In this study, rehabilitation of a patient with a Schatzker type VI tibial plateau fracture were emphasized. The patient had open reduction and internal fixation (ORIF), which was followed by a thorough rehabilitation regimen. Several phases made up the rehabilitation programmed, including initial immobilization, pain management, range-of-motion exercises, muscle strengthening, balancing training, and functional status. The patient progressed through these stages based on their level of comfort, functional capacity, and the results of the radiographs. The patient demonstrated remarkable improvements in pain levels, range of motion, muscular strength, and functional skills throughout the rehabilitation procedure. They were fully capable of performing daily tasks on their own including activities related to the lower limb. The positive results obtained in this instance serve as a guideline for future clinical work and additional study in the area of musculoskeletal rehabilitation.
Written informed consent for the publication of their clinical details and clinical images was obtained from the patient.

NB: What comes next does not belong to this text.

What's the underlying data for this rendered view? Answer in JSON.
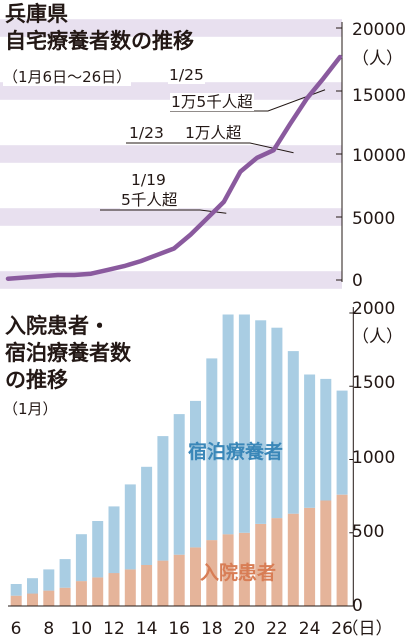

All data underlying the results are available as part of the article and no additional source data are required.
Zenodo: Standard rehabilitation protocol for complex tibial plateau fracture associated with fibular head fracture managed with plate osteosynthesis: a case report, https://doi.org/10.5281/zenodo.8186763. 10
Data are available under the terms of the Creative Commons Attribution 4.0 International license (CC-BY 4.0).
We would like to thank the patient and their relatives for providing us with detailed information about the condition and supporting us during the study.